At least – thought Rachel, as she clenched her fists together on her knees under the table, as her heart raced – at least he doesn’t know about demons?
“Stop it, Harley,” Imogene put a delicate hand against her forehead. “I don’t know.”
“They’re going to expect you to know, I’m just trying to prepare you.”
“I don’t need you to try and prepare me,” Imogene snapped. “You have no idea.”
“No I really fucking don’t,” Harley agreed, and awkward silence descended on the table for a moment, before her said, “What’s wrong with your breakfast, Rachel?”

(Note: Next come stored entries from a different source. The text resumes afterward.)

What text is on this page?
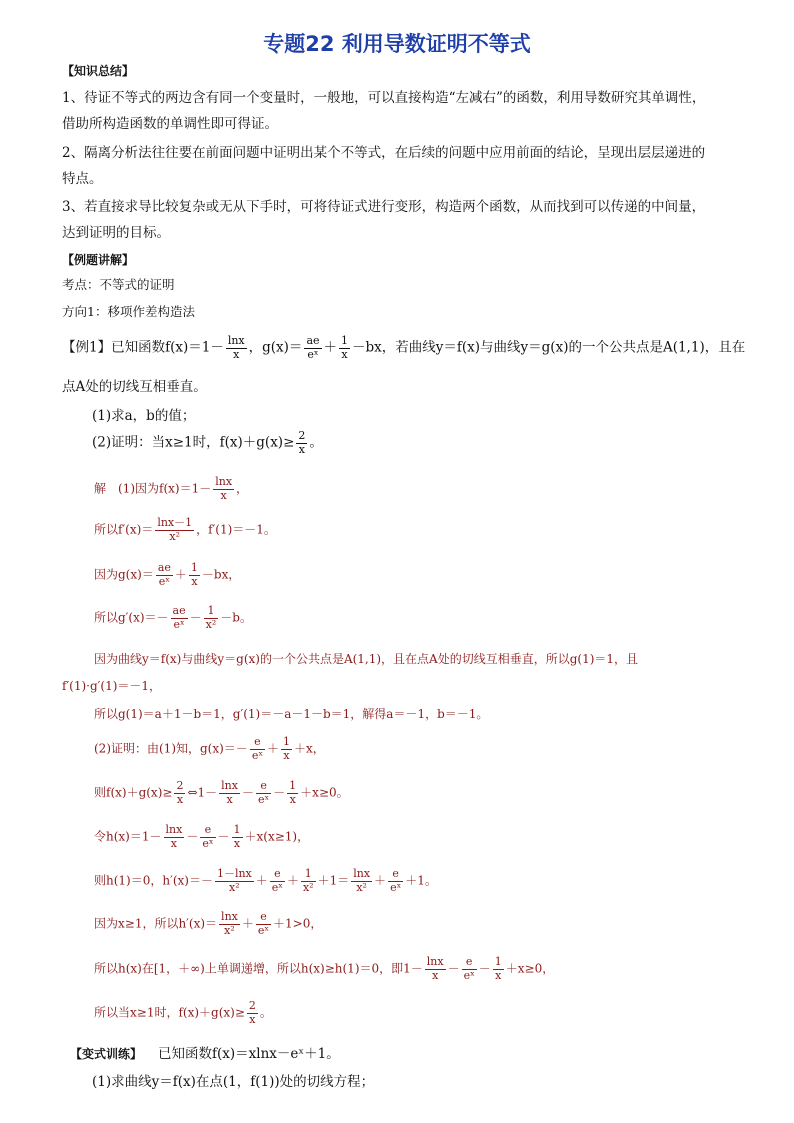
专题22 利用导数证明不等式
【知识总结】
1、待证不等式的两边含有同一个变量时，一般地，可以直接构造“左减右”的函数，利用导数研究其单调性，
借助所构造函数的单调性即可得证。
2、隔离分析法往往要在前面问题中证明出某个不等式，在后续的问题中应用前面的结论，呈现出层层递进的
特点。
3、若直接求导比较复杂或无从下手时，可将待证式进行变形，构造两个函数，从而找到可以传递的中间量，
达到证明的目标。
【例题讲解】
考点：不等式的证明
方向1：移项作差构造法
【例1】已知函数$f(x)=1- \frac{\ln x}{x}$ ，$g(x)= \frac{ae}{\text{eˣ}} + \frac{1}{x} -bx$，若曲线y＝f(x)与曲线y＝g(x)的一个公共点是A(1,1)，且在
点A处的切线互相垂直。
(1)求a，b的值；
(2)证明：当x≥1时，$f(x)+g(x)\ge \frac{2}{x}$ 。
解　(1)因为$f(x)=1- \frac{\ln x}{x}$ ，
所以$f'(x)= \frac{\ln x-1}{\text{x²}}$ ，f′(1)＝－1。
因为$g(x)= \frac{ae}{\text{eˣ}} + \frac{1}{x} -bx$，
所以$g'(x)=- \frac{ae}{\text{eˣ}} - \frac{1}{\text{x²}} -b$。
因为曲线y＝f(x)与曲线y＝g(x)的一个公共点是A(1,1)，且在点A处的切线互相垂直，所以g(1)＝1，且
f′(1)·g′(1)＝－1，
所以g(1)＝a＋1－b＝1，g′(1)＝－a－1－b＝1，解得a＝－1，b＝－1。
(2)证明：由(1)知，$g(x)=- \frac{e}{\text{eˣ}} + \frac{1}{x} +x$，
则$f(x)+g(x)\ge \frac{2}{x}$ ⇔1－ $\frac{\ln x}{x} - \frac{e}{\text{eˣ}} - \frac{1}{x} +x\ge 0$。
令$h(x)=1- \frac{\ln x}{x} - \frac{e}{\text{eˣ}} - \frac{1}{x} +x(x\ge 1)$，
则h(1)＝0，$h'(x)=- \frac{1-\ln x}{\text{x²}} + \frac{e}{\text{eˣ}} + \frac{1}{\text{x²}} +1= \frac{\ln x}{\text{x²}} + \frac{e}{\text{eˣ}} +1$。
因为x≥1，所以$h'(x)= \frac{\ln x}{\text{x²}} + \frac{e}{\text{eˣ}} +1>0$，
所以h(x)在[1，＋∞)上单调递增，所以h(x)≥h(1)＝0，即$1- \frac{\ln x}{x} - \frac{e}{\text{eˣ}} - \frac{1}{x} +x\ge 0$，
所以当x≥1时，$f(x)+g(x)\ge \frac{2}{x}$ 。
【变式训练】 已知函数f(x)＝xlnx－eˣ＋1。
(1)求曲线y＝f(x)在点(1，f(1))处的切线方程；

Rachel tried to swallow the lump in her throat as she unclenched one fist and picked up the fork. Trying to swallow the lump of pancake was even more difficult. She wanted to run. She really wanted to run. “Do they need to talk to me?”
“No,” said Harley firmly, as Imogene said, “I imagine so.”
“What? Why?” Harley demanded.
“Because she’s her step-sister,” Imogene snapped back. “I imagine they want to rule out the idea that Rachel had anything to do with it.”
“Of course she had nothing to do with it!” Harley yelled. Rachel flinched, and Imogene closed her eyes and let the volume wash over her.
“We know that,” she said, her voice calm. “The police are not mind readers, though. They need to ask.”
“You don’t need to use that tone.”
“Neither do you.”
“I’m going to go and stay at Zoe’s,” Rachel blurted out, and both adults turned to face her. Harley dragged his hands over his face in a gesture of frustration.
“Rachel. I have already said this is not the time.”
“I’ll answer the policeman’s questions,” Rachel groped for a middle ground that would be logical, sensible. “But then I – I’m going.”
“Goddammit,” Harley said, reaching out to wrap a hand around hers. “We have to face this as a family.”
“She’s not my family!” Rachel jerked her hand away from his, pushing herself back from the table. Imogene put her head in her hands. “I didn’t marry into this – you dragged me!”
“You are not leaving this house!” Harley stood up too. “If you think I’m going to let you out of my sight when there’s a murderer on the loose then you’re an idiot. It’s too dangerous.”
“I’ll be fine!”
“I said no!” Harley said, and slammed his hand down on the table, prompting a short, very sharp “Harley!” from Imogene. Rachel stormed into her room and slammed the door, then threw the tiny window open as far as it went, hoping the couple of inches of cold air against her face was enough to keep her from throwing up.